Bring a kettle of water to a boil while you wash and chop the mustard greens. Place the greens in a large heat-proof bowl, then pour the water over them. Let sit for a few minutes to soften, then drain (this both cooks the greens and leaches out some of the bitterness, and has the added benefit of making it harder to overcook).
While the greens are blanching, assemble your bowls. Divide the barley between two bowls, then top with the chickpeas. Add the blanched and drained mustard greens, top with a healthy dollop of tahini sauce, then sprinkle on the fresh herbs.
Friday, February 06, 2015
There are a lot of times when grown-up life is hard. When decisions and bills pile up, when you feel like you deserve some sort of trophy for managing to actually get through your days — hanging laundry and braving post office lines and fighting with your health insurance and meeting deadlines and oh dear god why is that light on the car blinking? The times when you wonder why nobody told you things would be like this.
But thankfully, there are the other times. When your life is exactly like a childhood dream. Where you get to live with your best friend, or take a stroll in the middle of the day because it's sunny out and you just want to. And make a dense, amazing chocolate cake just because.
Well, actually because I had leftover whipping cream. See, totally responsible grown-up.
But this cake. It's so good! And it's so much better the second day! This is a rich, chocolate-butter-eggs-sugar bite of perfection. And while I could easily inhale a terrifying amount, just a slim slice of this cake is surprisingly satisfying. Especially when you have another slim slice with your mid-afternoon coffee. And possibly another slim slice for breakfast. Because what is adulthood for, if not for that?

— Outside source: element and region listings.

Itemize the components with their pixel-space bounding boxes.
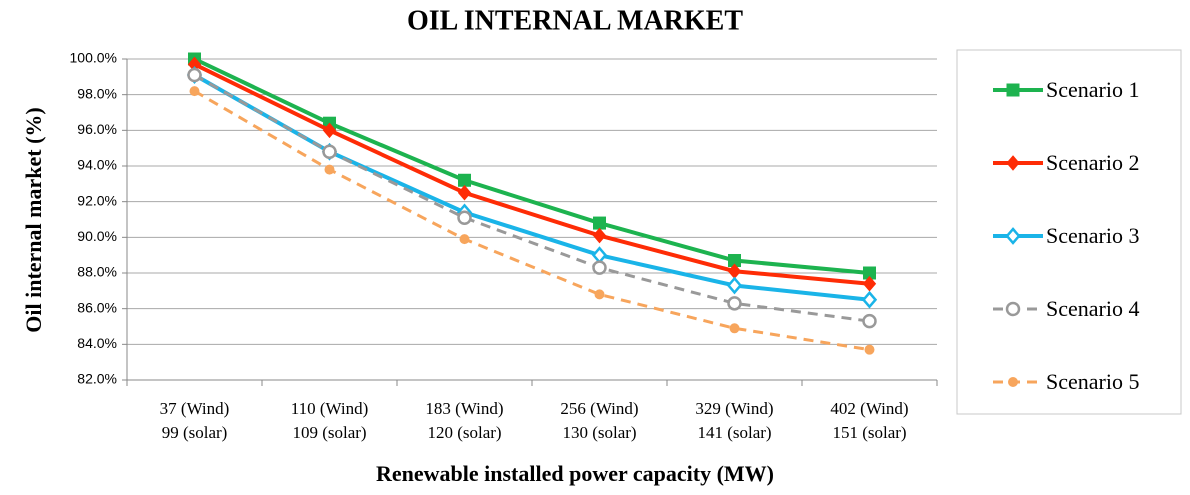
marker [324,164,335,175]
x-tick-label: 329 (Wind) [695,399,773,418]
marker [594,289,605,300]
y-tick-label: 96.0% [77,121,117,137]
marker [322,122,337,139]
series-line [193,73,870,302]
marker [862,313,877,329]
legend-box [956,49,1182,415]
y-tick-label: 98.0% [77,85,117,101]
x-tick-label: 110 (Wind) [291,399,369,418]
x-tick-label: 183 (Wind) [425,399,503,418]
marker [861,290,878,309]
y-tick-label: 94.0% [77,157,117,173]
marker [457,210,472,225]
marker [726,276,743,295]
legend-label: Scenario 2 [1046,150,1139,175]
marker [1006,83,1020,97]
marker [459,234,470,245]
series-line [193,73,870,323]
marker [729,323,740,334]
marker [1005,301,1021,317]
marker [1008,377,1018,387]
x-tick-label: 256 (Wind) [560,399,638,418]
marker [1005,227,1021,245]
y-tick-label: 100.0% [70,50,117,66]
x-tick-label: 99 (solar) [162,423,228,442]
marker [591,246,608,265]
x-tick-label: 130 (solar) [562,423,636,442]
legend-label: Scenario 1 [1046,77,1139,102]
x-tick-label: 151 (solar) [832,423,906,442]
series-line [193,57,870,275]
x-tick-label: 37 (Wind) [160,399,230,418]
series-line [193,89,870,352]
y-axis-label: Oil internal market (%) [21,107,46,332]
x-tick-label: 402 (Wind) [830,399,908,418]
legend-label: Scenario 5 [1046,369,1139,394]
marker [457,184,472,201]
y-tick-label: 82.0% [77,371,117,387]
marker [593,216,606,230]
chart-title: OIL INTERNAL MARKET [407,5,743,36]
y-tick-label: 88.0% [77,264,117,280]
marker [727,296,742,311]
marker [592,260,607,275]
y-tick-label: 86.0% [77,299,117,315]
y-tick-label: 92.0% [77,192,117,208]
x-tick-label: 120 (solar) [427,423,501,442]
marker [862,275,877,292]
marker [189,86,200,97]
y-tick-label: 90.0% [77,228,117,244]
y-tick-label: 84.0% [77,335,117,351]
marker [322,144,337,159]
legend-label: Scenario 3 [1046,223,1139,248]
x-tick-label: 141 (solar) [697,423,771,442]
marker [187,67,202,83]
marker [592,227,607,244]
marker [1006,155,1020,171]
legend-label: Scenario 4 [1046,296,1139,321]
marker [864,344,875,355]
x-axis-label: Renewable installed power capacity (MW) [376,461,774,486]
marker [458,173,471,187]
series-line [193,62,870,286]
x-tick-label: 109 (solar) [292,423,366,442]
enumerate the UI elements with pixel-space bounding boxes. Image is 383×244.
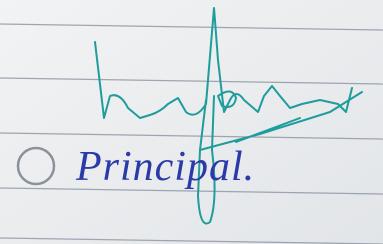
page: Principal. (() => { const data = JSON.pa… (0, 0, 383, 244)
paper-photo: Principal. (0, 0, 383, 244)
handwritten-title: Principal. (75, 144, 255, 190)
paper (0, 0, 383, 244)
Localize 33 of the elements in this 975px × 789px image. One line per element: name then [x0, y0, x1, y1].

Almost-Flourless Chocolate Cake
adapted from I Want Chocolate by Trish Deseine, as adapted by Orangette
yields an 8-inch round cake
7 ounces dark chocolate, roughly chopped
7 ounces unsalted butter, cut into pats
1 1/3 cup (250 grams) granulated sugar
5 large eggs
1 tablespoon all-purpose flour
barely-sweetened whipped cream, for serving
Preheat the oven to 375° Fahrenheit, and butter an 8-inch round cake pan. Line the base of the pan with parchment, and butter the parchment too.
Set a bowl above a pot of simmering water, to create a double boiler. Place the chocolate and butter in the bowl, and let melt, stirring occasionally. When melted, stir in the chocolate, and set aside to cool for a few minutes. Then add the eggs, one by one, stirring well after each addition, and then add the flour.
Pour batter into the buttered cake pan and bake for 20-25 minutes, or until most of the cake is somewhat set, and only the center jiggles. Remove to a rack, and let cool (the cake will fall, which is fine). To serve, run a knife along the edge, turn upside-down onto a plate, peel the paper off the bottom, then flip right side up onto another plate. Serve in small slices, with whipped cream.
Like brownies, this cake is much, much better the second day (store in the refrigerator, but let come to room temperature before eating).